Dans la chambre est assise, Mollement indécise, Une dame aux yeux verts Qui lit des vers.

La clarté de la lampe Vient jouer sur sa tempe, Et fait briller ses yeux Mystérieux.

A côté d'elle éclate Une fleur écarlate, Dans un mince et changeant Vase d'argent.

Le chat qu'elle protège, Aussi blanc que la neige, Rêve sur des coussins Aux grands dessins.

Sur les chenets de l'âtre Rit la flamme folâtre Et s'embrase le feu Vermeil et bleu.

Dans tout ce qui l'entoure La Liseuse savoure Les beaux luxes qui font L'oubli profond.

Elle boit la meilleure Tranquillité de l'heure, Ainsi que les gourmets Un doux vin. Mais

Tout à coup, quelque chose Touche sa bouche rose Et baise, en mille jeux, Son sein neigeux.

Quel est l'esprit farouche Qui baise cette bouche Et palpite, ingénu, Sur le sein nu ?

C'est la belle Strophe ivre Qui s'échappe du livre, En arrachant son flanc Du feuillet blanc,

Et s'évade frivole, Et vole, vole, vole, Murmurant à l'entour : Amour ! Amour !
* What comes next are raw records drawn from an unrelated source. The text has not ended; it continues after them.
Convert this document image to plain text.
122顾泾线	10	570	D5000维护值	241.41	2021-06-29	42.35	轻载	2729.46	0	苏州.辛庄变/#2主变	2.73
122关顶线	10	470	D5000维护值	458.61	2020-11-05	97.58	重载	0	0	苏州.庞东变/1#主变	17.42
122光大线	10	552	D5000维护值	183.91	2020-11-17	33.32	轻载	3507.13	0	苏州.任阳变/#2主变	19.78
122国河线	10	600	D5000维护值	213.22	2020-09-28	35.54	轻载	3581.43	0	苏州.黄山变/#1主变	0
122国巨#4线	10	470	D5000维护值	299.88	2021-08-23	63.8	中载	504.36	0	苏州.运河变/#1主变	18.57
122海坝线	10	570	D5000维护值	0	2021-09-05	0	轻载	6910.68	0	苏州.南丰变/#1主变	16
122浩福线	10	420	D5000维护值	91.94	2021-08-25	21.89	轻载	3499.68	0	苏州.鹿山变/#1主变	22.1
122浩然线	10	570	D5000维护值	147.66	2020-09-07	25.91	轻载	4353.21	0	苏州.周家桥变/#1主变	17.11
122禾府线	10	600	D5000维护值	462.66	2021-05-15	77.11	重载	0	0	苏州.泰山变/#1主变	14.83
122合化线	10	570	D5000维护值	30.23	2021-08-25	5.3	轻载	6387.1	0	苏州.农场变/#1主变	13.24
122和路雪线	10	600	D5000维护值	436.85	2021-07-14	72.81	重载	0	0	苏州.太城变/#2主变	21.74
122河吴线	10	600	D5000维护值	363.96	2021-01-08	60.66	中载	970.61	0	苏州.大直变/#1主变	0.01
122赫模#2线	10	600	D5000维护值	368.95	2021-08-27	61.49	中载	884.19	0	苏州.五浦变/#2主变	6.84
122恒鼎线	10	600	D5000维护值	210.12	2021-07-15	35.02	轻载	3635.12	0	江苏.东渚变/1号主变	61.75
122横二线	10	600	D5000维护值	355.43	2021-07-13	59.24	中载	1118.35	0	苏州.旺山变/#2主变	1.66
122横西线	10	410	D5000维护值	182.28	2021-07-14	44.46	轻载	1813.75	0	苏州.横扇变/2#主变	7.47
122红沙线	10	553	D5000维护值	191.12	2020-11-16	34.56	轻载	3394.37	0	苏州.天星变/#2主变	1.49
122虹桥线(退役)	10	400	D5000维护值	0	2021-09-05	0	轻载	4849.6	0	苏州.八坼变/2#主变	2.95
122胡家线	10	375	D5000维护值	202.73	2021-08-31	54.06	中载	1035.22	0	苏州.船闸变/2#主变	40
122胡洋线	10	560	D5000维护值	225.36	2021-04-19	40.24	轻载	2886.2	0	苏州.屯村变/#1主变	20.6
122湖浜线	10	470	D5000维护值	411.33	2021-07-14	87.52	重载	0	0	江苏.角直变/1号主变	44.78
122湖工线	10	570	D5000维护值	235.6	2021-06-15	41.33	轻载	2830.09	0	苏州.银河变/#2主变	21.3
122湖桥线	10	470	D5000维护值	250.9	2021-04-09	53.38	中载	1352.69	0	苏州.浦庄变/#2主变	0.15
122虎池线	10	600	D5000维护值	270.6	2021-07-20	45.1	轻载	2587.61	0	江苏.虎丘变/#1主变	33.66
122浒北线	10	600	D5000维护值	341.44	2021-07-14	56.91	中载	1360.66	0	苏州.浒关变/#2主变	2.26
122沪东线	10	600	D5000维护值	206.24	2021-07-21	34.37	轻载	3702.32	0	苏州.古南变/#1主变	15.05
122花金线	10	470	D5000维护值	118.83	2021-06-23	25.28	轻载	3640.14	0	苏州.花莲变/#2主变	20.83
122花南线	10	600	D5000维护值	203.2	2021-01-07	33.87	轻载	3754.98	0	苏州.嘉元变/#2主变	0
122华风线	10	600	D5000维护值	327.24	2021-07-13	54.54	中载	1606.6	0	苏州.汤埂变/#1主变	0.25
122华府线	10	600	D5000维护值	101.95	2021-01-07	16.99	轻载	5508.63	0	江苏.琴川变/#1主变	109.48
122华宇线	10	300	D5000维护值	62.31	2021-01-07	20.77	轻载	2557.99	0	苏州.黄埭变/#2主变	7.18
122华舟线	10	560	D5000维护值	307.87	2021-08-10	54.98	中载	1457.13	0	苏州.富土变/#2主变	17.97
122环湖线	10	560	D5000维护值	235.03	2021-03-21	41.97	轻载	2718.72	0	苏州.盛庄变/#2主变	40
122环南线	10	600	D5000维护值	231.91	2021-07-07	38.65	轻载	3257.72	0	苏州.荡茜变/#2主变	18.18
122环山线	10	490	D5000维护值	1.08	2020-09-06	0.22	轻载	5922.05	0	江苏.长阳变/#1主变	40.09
Sous la folle caresse Troublée en sa paresse, La songeuse qui lit Soudain pâlit ;

On voit, pleine d'extase, Tressaillir dans le vase Même la fleur de sang ; Et le chat blanc

S'étire dans le vide, Ouvre sa bouche avide Et laisse voir les dents Qui sont dedans,

Sentant, subtile bête ! Qu'au-dessus de sa tête, Près de son fin museau Passe un oiseau.